6 Temmuz’da Seydioğlu Baklava A.Ş. sahipleri, trafikte içinde hamile kadının bulunduğu araca sözlü hakaretlerin ardından saldırdı. Şahısların serbest bırakılmasının ardından olay, adaletin sağlanmadığı iddiası ile tekrar gündeme geldi.


#ÇorluTrenKatliamı 

Çorlu’da 25 kişinin hayatını kaybettiği, 328 kişinin ise yaralandığı tren kazasının ardından açılan davanın ilk duruşması 3 Temmuz’da görüldü. Çorlu 1. Ağır Ceza Mahkemesi tarafından kabul edilen iddianame kapsamında açılan davada, Türkiye Cumhuriyeti Devlet Demiryolları (TCDD) çalışanı dört kişi “taksirle öldürme ve yaralama” suçlarından yargılanıyor. Yakınlarını kaybeden aileler, sadece dava kapsamında yargılanan dört sanıktan şikâyetçi olmadıklarını belirterek sorumlu olan üst düzey yetkililerin de davaya dâhil edilmesi taleplerini sosyal medyadan dile getiriyorlar. TBMM’de, kazanın araştırılması için verilen soru önergeleri reddedildiği için 10 Temmuz’da hashtag etkileşimi arttı.

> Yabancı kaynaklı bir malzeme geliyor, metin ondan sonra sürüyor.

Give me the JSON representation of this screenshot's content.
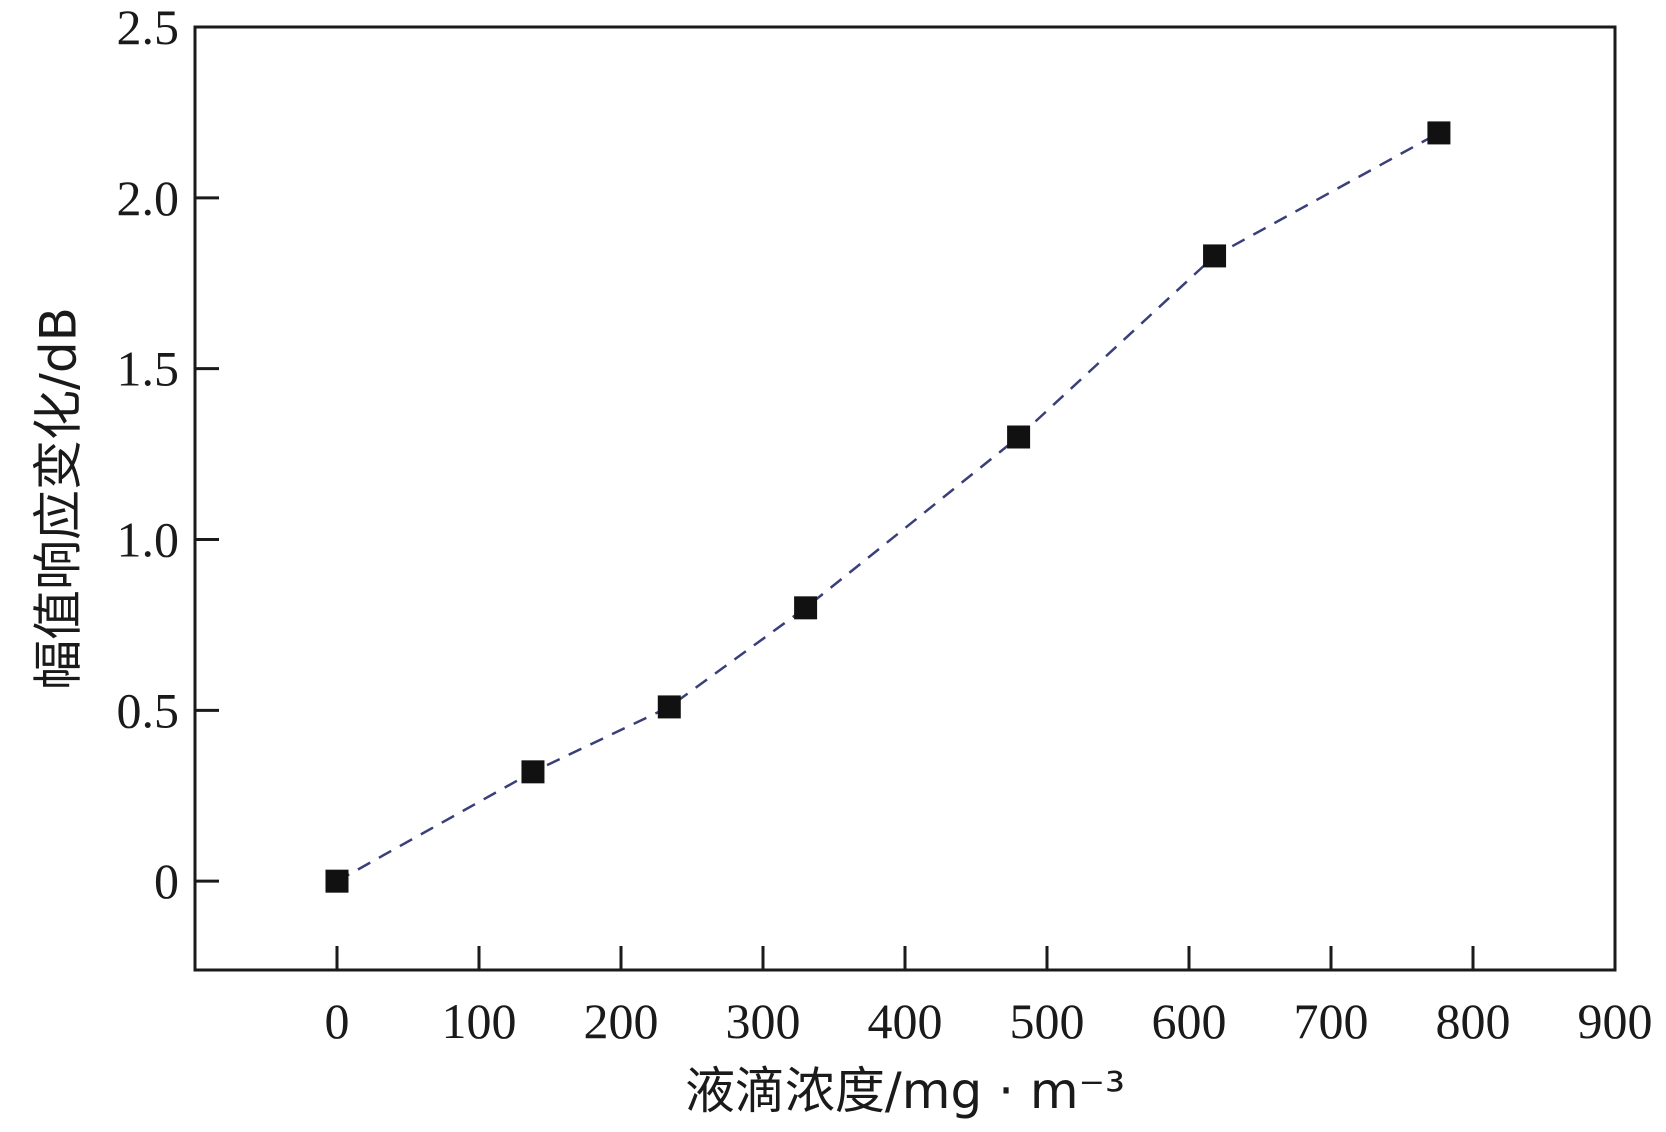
{
  "chart_data": {
    "type": "scatter",
    "title": "",
    "xlabel": "液滴浓度/mg · m⁻³",
    "ylabel": "幅值响应变化/dB",
    "xlim": [
      -100,
      900
    ],
    "ylim": [
      -0.26,
      2.5
    ],
    "x_ticks": [
      0,
      100,
      200,
      300,
      400,
      500,
      600,
      700,
      800,
      900
    ],
    "y_ticks": [
      0,
      0.5,
      1.0,
      1.5,
      2.0,
      2.5
    ],
    "y_tick_labels": [
      "0",
      "0.5",
      "1.0",
      "1.5",
      "2.0",
      "2.5"
    ],
    "grid": false,
    "series": [
      {
        "marker": "square",
        "marker_color": "#111111",
        "line_style": "dashed",
        "line_color": "#3a3f7a",
        "x": [
          0,
          138,
          234,
          330,
          480,
          618,
          776
        ],
        "y": [
          0.0,
          0.32,
          0.51,
          0.8,
          1.3,
          1.83,
          2.19
        ]
      }
    ]
  }
}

#AvukataKarışmakHaddinDeğil

İstanbul Anadolu 2. İş Mahkemesi’ndeki bir duruşma sırasında mahkeme hâkiminin, mini etek giyen avukatın bu kıyafetinin avukatlık hukukuna ve örfe aykırı olduğunu öne sürdü. Durumun baro başkanlığına bildirilmesi için avukatın etek boyunun cep telefonuyla çekilmesi talebinin reddedilmesi üzerine tutanak tutularak duruşmaya devam edildi. Avukatın kıyafet tercihi nedeniyle maruz kaldığı olay sosyal medyada gündem oldu. Kılık, kıyafet nedeniyle keyfî muamele uyguladığı iddia edilen hâkime soruşturma başlatıldı.